`int(2^(x)3^(x))/(1+(36)^(x))dx=`

To solve the integral \[ I = \int \frac{2^x 3^x}{1 + 36^x} \, dx, \] we can follow these steps: ### Step 1: Simplify the integrand We start by rewriting the expression in the integrand. Notice that: \[ 2^x 3^x = (2 \cdot 3)^x = 6^x, \] and \[ 36^x = (6^2)^x = 6^{2x}. \] Thus, we can rewrite the integral as: \[ I = \int \frac{6^x}{1 + 6^{2x}} \, dx. \] ### Step 2: Use substitution Next, we will use the substitution \( t = 6^x \).
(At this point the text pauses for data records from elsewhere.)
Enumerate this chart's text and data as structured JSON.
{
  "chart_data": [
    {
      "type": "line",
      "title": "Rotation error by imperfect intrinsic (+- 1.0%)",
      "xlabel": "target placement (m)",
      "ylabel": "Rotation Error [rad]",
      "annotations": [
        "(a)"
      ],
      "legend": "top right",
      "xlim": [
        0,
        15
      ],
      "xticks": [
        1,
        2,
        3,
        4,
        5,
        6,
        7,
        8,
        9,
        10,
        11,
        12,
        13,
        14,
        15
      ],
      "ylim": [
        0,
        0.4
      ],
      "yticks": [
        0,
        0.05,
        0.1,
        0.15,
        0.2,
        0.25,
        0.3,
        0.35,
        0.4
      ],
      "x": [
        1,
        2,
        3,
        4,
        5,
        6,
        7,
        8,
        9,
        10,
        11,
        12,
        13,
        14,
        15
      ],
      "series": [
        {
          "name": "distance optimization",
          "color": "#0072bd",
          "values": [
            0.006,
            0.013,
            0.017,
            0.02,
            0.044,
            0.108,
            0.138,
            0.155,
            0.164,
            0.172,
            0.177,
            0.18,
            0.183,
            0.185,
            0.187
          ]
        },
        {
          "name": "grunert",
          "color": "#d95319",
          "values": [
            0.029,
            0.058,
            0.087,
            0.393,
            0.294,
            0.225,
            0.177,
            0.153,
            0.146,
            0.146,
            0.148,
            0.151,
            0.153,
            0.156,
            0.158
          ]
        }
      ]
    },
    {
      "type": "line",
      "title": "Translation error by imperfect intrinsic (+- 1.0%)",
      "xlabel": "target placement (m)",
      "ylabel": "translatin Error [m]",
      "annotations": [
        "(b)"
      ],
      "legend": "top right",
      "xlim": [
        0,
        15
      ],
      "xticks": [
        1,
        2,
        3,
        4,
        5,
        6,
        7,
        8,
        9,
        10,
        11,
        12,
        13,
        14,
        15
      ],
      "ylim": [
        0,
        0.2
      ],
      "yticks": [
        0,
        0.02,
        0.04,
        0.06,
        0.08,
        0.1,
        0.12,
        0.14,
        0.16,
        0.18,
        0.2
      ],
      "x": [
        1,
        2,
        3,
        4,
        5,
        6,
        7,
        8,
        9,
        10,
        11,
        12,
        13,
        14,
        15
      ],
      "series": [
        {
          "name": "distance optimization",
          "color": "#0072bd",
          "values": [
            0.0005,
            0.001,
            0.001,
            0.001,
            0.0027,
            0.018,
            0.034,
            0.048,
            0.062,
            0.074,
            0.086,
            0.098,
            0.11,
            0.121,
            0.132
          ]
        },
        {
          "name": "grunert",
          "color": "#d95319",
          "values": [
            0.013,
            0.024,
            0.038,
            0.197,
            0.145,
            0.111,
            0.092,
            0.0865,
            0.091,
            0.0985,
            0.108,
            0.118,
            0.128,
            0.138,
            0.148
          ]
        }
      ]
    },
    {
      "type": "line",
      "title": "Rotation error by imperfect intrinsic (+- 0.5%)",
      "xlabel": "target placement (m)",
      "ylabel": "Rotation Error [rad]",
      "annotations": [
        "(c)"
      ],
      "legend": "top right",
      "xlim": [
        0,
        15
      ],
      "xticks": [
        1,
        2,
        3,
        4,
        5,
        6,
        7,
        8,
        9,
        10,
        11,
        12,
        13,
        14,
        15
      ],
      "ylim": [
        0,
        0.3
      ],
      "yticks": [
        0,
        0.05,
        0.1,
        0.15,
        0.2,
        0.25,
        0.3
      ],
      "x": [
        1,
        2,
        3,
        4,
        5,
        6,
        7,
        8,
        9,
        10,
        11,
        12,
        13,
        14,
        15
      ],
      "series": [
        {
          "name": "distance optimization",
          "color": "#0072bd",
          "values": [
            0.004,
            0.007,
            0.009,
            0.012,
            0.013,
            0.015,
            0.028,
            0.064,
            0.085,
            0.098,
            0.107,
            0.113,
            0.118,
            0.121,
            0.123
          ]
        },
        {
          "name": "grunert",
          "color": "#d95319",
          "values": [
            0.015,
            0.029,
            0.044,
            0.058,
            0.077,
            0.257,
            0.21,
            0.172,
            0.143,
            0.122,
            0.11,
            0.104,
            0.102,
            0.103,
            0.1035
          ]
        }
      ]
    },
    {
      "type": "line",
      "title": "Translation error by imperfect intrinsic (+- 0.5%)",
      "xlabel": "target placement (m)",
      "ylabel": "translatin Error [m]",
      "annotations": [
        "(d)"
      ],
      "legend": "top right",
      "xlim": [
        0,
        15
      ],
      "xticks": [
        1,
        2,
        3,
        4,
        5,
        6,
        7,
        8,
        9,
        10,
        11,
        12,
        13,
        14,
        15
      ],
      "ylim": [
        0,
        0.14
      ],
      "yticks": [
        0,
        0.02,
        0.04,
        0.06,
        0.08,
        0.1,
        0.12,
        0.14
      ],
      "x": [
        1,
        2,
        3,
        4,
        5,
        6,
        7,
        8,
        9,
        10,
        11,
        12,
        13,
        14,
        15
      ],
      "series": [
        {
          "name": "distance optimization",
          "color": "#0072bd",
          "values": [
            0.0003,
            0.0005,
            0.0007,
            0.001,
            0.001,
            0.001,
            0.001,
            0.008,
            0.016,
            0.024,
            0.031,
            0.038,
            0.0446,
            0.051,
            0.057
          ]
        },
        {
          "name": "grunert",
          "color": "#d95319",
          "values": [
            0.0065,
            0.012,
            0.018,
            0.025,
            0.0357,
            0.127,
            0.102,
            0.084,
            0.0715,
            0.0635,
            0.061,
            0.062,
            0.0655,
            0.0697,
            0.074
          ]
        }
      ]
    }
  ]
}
Then, we need to find \( dx \) in terms of \( dt \). Differentiating \( t = 6^x \) gives: \[ dt = 6^x \ln(6) \, dx \quad \Rightarrow \quad dx = \frac{dt}{6^x \ln(6)} = \frac{dt}{t \ln(6)}. \] ### Step 3: Substitute in the integral Now we substitute \( t \) and \( dx \) into the integral: \[ I = \int \frac{t}{1 + t^2} \cdot \frac{dt}{t \ln(6)} = \frac{1}{\ln(6)} \int \frac{1}{1 + t^2} \, dt. \] ### Step 4: Integrate The integral \[ \int \frac{1}{1 + t^2} \, dt \] is a standard integral that evaluates to \[ \tan^{-1}(t) + C. \] Thus, we have: \[ I = \frac{1}{\ln(6)} \left( \tan^{-1}(t) + C \right). \] ### Step 5: Substitute back for \( t \) Now we substitute back \( t = 6^x \): \[ I = \frac{1}{\ln(6)} \left( \tan^{-1}(6^x) + C \right). \] ### Final Result Therefore, the final result of the integral is: \[ I = \frac{1}{\ln(6)} \tan^{-1}(6^x) + C. \] ---